Avoiding Cloud Vendor Lock-In
Many of Ness’s customers are in the process of transitioning some parts of their business to the Cloud. Technology has overcome early concerns about the Cloud’s privacy and reliability, and the Cloud vendors provide a very tempting tool stack with capabilities that may be hard for you to implement on your own; e.g., serverless processing, elasticity.
At the same time, Ness reminds our customers that vendor lock-in to a specific Cloud provider is still vendor lock-in, no matter how financially or technically attractive it is. Down the road, you may find that you need to switch Cloud providers; e.g.:
- Suppose you run a supermarket chain using Amazon Cloud, and Amazon one day decides to compete in your space. You may not be comfortable at that point with Amazon storing your sensitive customer data.
- Some Cloud products have a “hockey stick” pricing model, where the price rises precipitously once you cross a certain size or performance threshold.
- A Cloud provider could one day decide to discontinue a product you find essential, forcing you to look for an equivalent product on another vendor’s Cloud. Remember Google Search Appliance, a mainstay in many companies for enterprise search, which Google discontinued after 9 years.
- Privacy regulations could force you to move personal data from a Cloud vendor to your own on-premise private cloud.
What can you do to avoid Cloud vendor lock-in? Here is some advice Ness gives its customers:
- Wherever possible, use the Cloud as infrastructure rather than as a platform. At the infrastructure level, you are using the Cloud to provide you with hardware, so you can deploy and run your own containers.
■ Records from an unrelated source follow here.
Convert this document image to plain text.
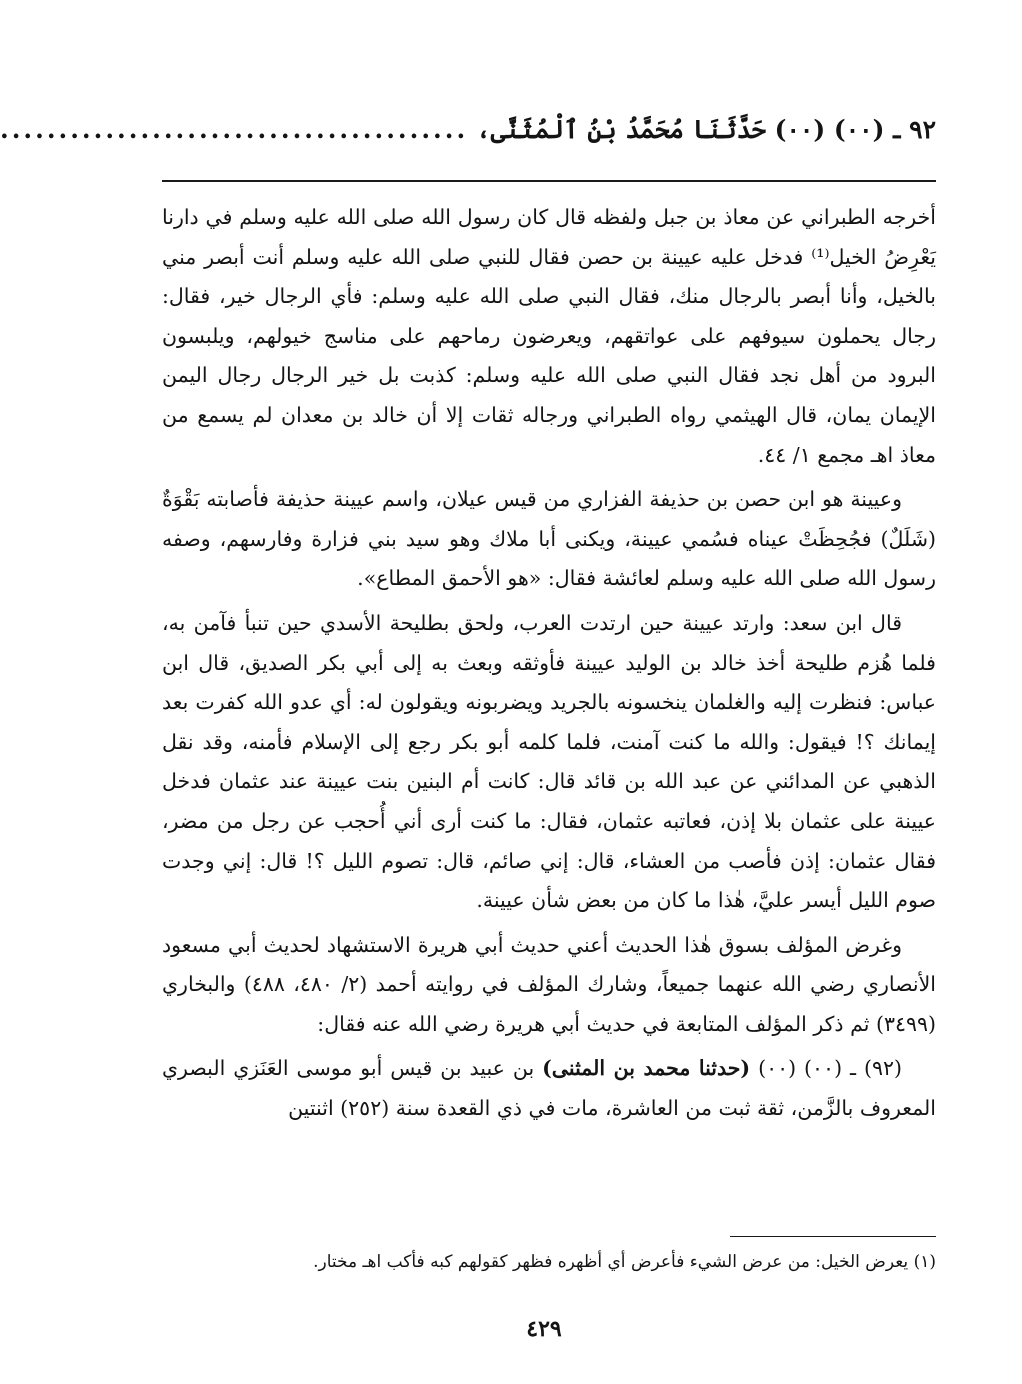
٩٢ ـ (٠٠) (٠٠) حَدَّثَنَا مُحَمَّدُ بْنُ ٱلْمُثَنَّى،
........................................

أخرجه الطبراني عن معاذ بن جبل ولفظه قال كان رسول الله صلى الله عليه وسلم في دارنا يَعْرِضُ الخيل⁽¹⁾ فدخل عليه عيينة بن حصن فقال للنبي صلى الله عليه وسلم أنت أبصر مني بالخيل، وأنا أبصر بالرجال منك، فقال النبي صلى الله عليه وسلم: فأي الرجال خير، فقال: رجال يحملون سيوفهم على عواتقهم، ويعرضون رماحهم على مناسج خيولهم، ويلبسون البرود من أهل نجد فقال النبي صلى الله عليه وسلم: كذبت بل خير الرجال رجال اليمن الإيمان يمان، قال الهيثمي رواه الطبراني ورجاله ثقات إلا أن خالد بن معدان لم يسمع من معاذ اهـ مجمع ١/ ٤٤.

وعيينة هو ابن حصن بن حذيفة الفزاري من قيس عيلان، واسم عيينة حذيفة فأصابته بَقْوَةٌ (شَلَلٌ) فجُحِظَتْ عيناه فسُمي عيينة، ويكنى أبا ملاك وهو سيد بني فزارة وفارسهم، وصفه رسول الله صلى الله عليه وسلم لعائشة فقال: «هو الأحمق المطاع».

قال ابن سعد: وارتد عيينة حين ارتدت العرب، ولحق بطليحة الأسدي حين تنبأ فآمن به، فلما هُزم طليحة أخذ خالد بن الوليد عيينة فأوثقه وبعث به إلى أبي بكر الصديق، قال ابن عباس: فنظرت إليه والغلمان ينخسونه بالجريد ويضربونه ويقولون له: أي عدو الله كفرت بعد إيمانك ؟! فيقول: والله ما كنت آمنت، فلما كلمه أبو بكر رجع إلى الإسلام فأمنه، وقد نقل الذهبي عن المدائني عن عبد الله بن قائد قال: كانت أم البنين بنت عيينة عند عثمان فدخل عيينة على عثمان بلا إذن، فعاتبه عثمان، فقال: ما كنت أرى أني أُحجب عن رجل من مضر، فقال عثمان: إذن فأصب من العشاء، قال: إني صائم، قال: تصوم الليل ؟! قال: إني وجدت صوم الليل أيسر عليَّ، هٰذا ما كان من بعض شأن عيينة.

وغرض المؤلف بسوق هٰذا الحديث أعني حديث أبي هريرة الاستشهاد لحديث أبي مسعود الأنصاري رضي الله عنهما جميعاً، وشارك المؤلف في روايته أحمد (٢/ ٤٨٠، ٤٨٨) والبخاري (٣٤٩٩) ثم ذكر المؤلف المتابعة في حديث أبي هريرة رضي الله عنه فقال:

(٩٢) ـ (٠٠) (٠٠) (حدثنا محمد بن المثنى) بن عبيد بن قيس أبو موسى العَنَزي البصري المعروف بالزَّمن، ثقة ثبت من العاشرة، مات في ذي القعدة سنة (٢٥٢) اثنتين

(١) يعرض الخيل: من عرض الشيء فأعرض أي أظهره فظهر كقولهم كبه فأكب اهـ مختار.
٤٢٩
In that case, your dependence on a specific Cloud vendor is minimal. On the other hand, using the Cloud as a platform means you are using higher-level functionality like databases and elasticity frameworks that are far less standard across Cloud vendors.
- Wherever possible, stick to standard SQL, which is fairly uniform across all Cloud vendors, and avoid non-standard SQL extensions or stored procedures, which can be hard to port to other databases.
- Use features that are supported by all Cloud providers; e.g., serverless computing. The API may be different from vendor to vendor, but this will require a relatively painless conversion effort. Avoid features that exist only in one vendor’s platform; e.g., a proprietary machine learning development platform.
- Choose commercial products that support all the major Cloud providers, so you can easily move from one vendor to another.
Where feasible, consider using multi-Cloud APIs that hide the differences between Cloud platforms. If you are using the Cloud as infrastructure, there is OpenStack, a free and open source software platform for cloud computing, which consists of interrelated components that control hardware pools of processing, storage and networking resources throughout a data center. If you are using the Cloud as a platform, consider Cloud Foundry or OpenShift, each of which provides a uniform Cloud platform on any Cloud vendor’s infrastructure.
So, when should you use a Cloud provider’s vendor-specific technology? When it improves scalability, elasticity, availability, resilience or reliability. These are features of the underlying infrastructure rather than the application, and you should take advantage of your Cloud vendor’s capabilities and managed services rather than trying to achieve it yourself. While this may add some degree of vendor lock-in, the benefits far outweigh the risks, and porting to a different Cloud vendor’s infrastructure is a manageable risk.